Ambulatórios no SUS: Integração com a Atenção Básica

DASA - Diagnósticos da América (SP) — Prova 2024

Enunciado

Os Ambulatórios devem ser integrados à Atenção Básica, recebendo os pacientes após avaliação da Atenção Primária à Saúde (APS), pelo pediatra ou psiquiatra em matriciamento, para:

Alternativas

  1. A) Início dos processos de diagnóstico e tratamento passíveis de serem efetuados nos Serviços Básicos em função de sua complexidade ou gravidade.
  2. B) Início dos processos de diagnóstico e tratamento não passíveis de serem efetuados nos Serviços Básicos em função de sua complexidade, mas não gravidade.
  3. C) Atraso dos processos de diagnóstico e tratamento não passíveis de serem efetuados nos Serviços Básicos em função de sua complexidade ou gravidade.
  4. D) Início dos processos de diagnóstico e tratamento não passíveis de serem efetuados nos Serviços Básicos em função de sua complexidade e/ou gravidade.

Pérola Clínica

Ambulatórios = Referência da APS para casos de maior complexidade e/ou gravidade, não resolvíveis na atenção básica.

Resumo-Chave

A integração dos ambulatórios com a Atenção Básica é fundamental para o funcionamento do SUS. Os ambulatórios atuam como serviços de referência para casos que excedem a capacidade de resolução da APS devido à sua complexidade ou gravidade, garantindo a continuidade do cuidado e o acesso a especialistas.

Contexto Educacional

A organização do Sistema Único de Saúde (SUS) baseia-se em uma rede hierarquizada e regionalizada, com a Atenção Primária à Saúde (APS) como porta de entrada preferencial e ordenadora do cuidado.

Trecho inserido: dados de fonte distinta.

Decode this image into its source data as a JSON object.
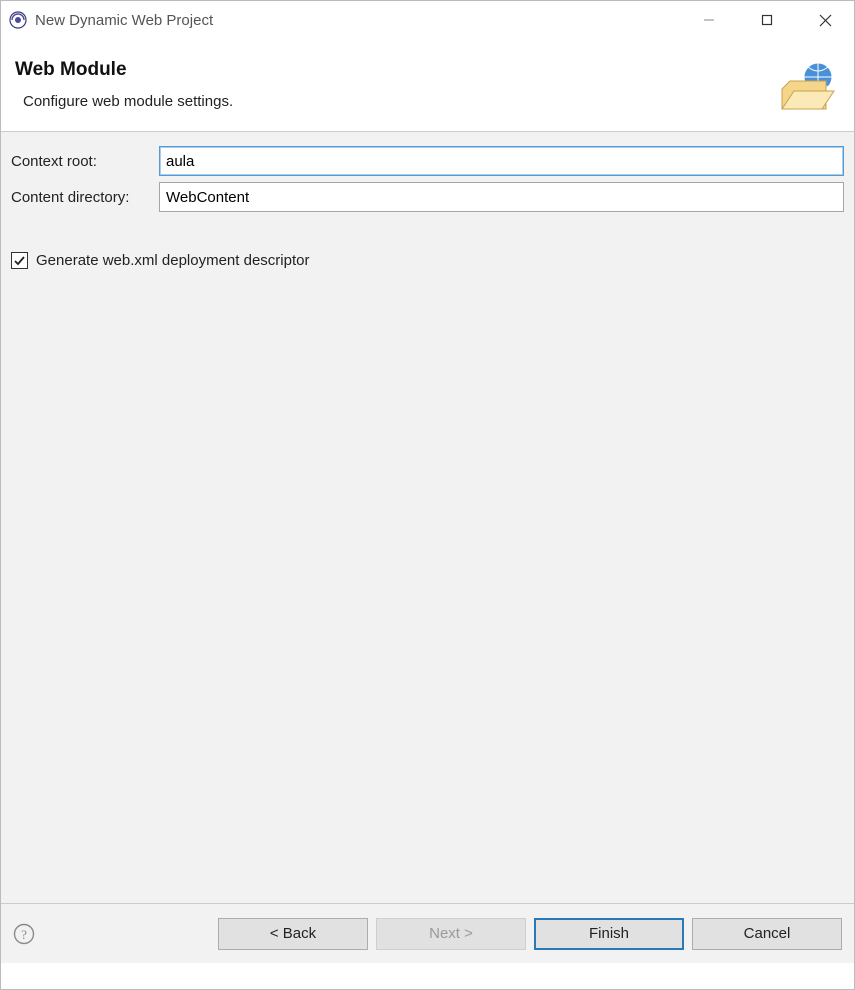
{
  "window": {
    "title": "New Dynamic Web Project"
  },
  "header": {
    "title": "Web Module",
    "subtitle": "Configure web module settings."
  },
  "form": {
    "context_root_label": "Context root:",
    "context_root_value": "aula",
    "content_dir_label": "Content directory:",
    "content_dir_value": "WebContent"
  },
  "checkbox": {
    "generate_webxml_label": "Generate web.xml deployment descriptor",
    "generate_webxml_checked": true
  },
  "buttons": {
    "back": "< Back",
    "next": "Next >",
    "finish": "Finish",
    "cancel": "Cancel"
  }
}
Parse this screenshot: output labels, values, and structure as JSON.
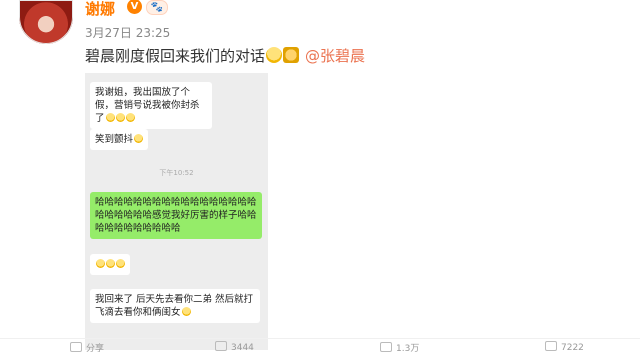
{
  "post": {
    "username": "谢娜",
    "verified_badge": "V",
    "fan_badge": "🐾",
    "timestamp": "3月27日 23:25",
    "text": "碧晨刚度假回来我们的对话",
    "mention": "@张碧晨",
    "emoji_icon": "laughing-cry-icon",
    "beer_icon": "cheers-icon"
  },
  "chat": {
    "msg1": "我谢姐，我出国放了个假，营销号说我被你封杀了",
    "msg2": "笑到颤抖",
    "time": "下午10:52",
    "reply": "哈哈哈哈哈哈哈哈哈哈哈哈哈哈哈哈哈哈哈哈哈哈哈感觉我好厉害的样子哈哈哈哈哈哈哈哈哈哈哈",
    "msg3": "",
    "msg4": "我回来了 后天先去看你二弟 然后就打飞滴去看你和俩闺女"
  },
  "toolbar": {
    "share": "分享",
    "comment_count": "3444",
    "like_count": "1.3万",
    "extra_count": "7222"
  },
  "colors": {
    "accent": "#ff7a00",
    "mention": "#eb7350",
    "chat_mine": "#95ec69",
    "chat_bg": "#ededed"
  }
}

Os ambulatórios, que representam a atenção secundária, são integrados à APS por meio de um sistema de referência e contrarreferência, garantindo que os pacientes recebam o nível de cuidado adequado às suas necessidades. O matriciamento é uma estratégia fundamental para fortalecer a APS, permitindo que profissionais de especialidades como pediatria e psiquiatria ofereçam suporte às equipes da atenção básica. Isso capacita a APS a resolver um maior número de casos no próprio território, evitando encaminhamentos desnecessários e otimizando o fluxo de pacientes para os ambulatórios. Portanto, os ambulatórios recebem pacientes que já foram avaliados na APS e cujos processos de diagnóstico e tratamento não podem ser efetuados nos serviços básicos devido à sua complexidade e/ou gravidade. Essa dinâmica assegura que os recursos especializados sejam utilizados de forma eficiente, ao mesmo tempo em que se mantém a integralidade e a continuidade do cuidado ao paciente dentro do SUS.

Perguntas Frequentes

Qual a função da Atenção Primária à Saúde (APS) no encaminhamento para ambulatórios?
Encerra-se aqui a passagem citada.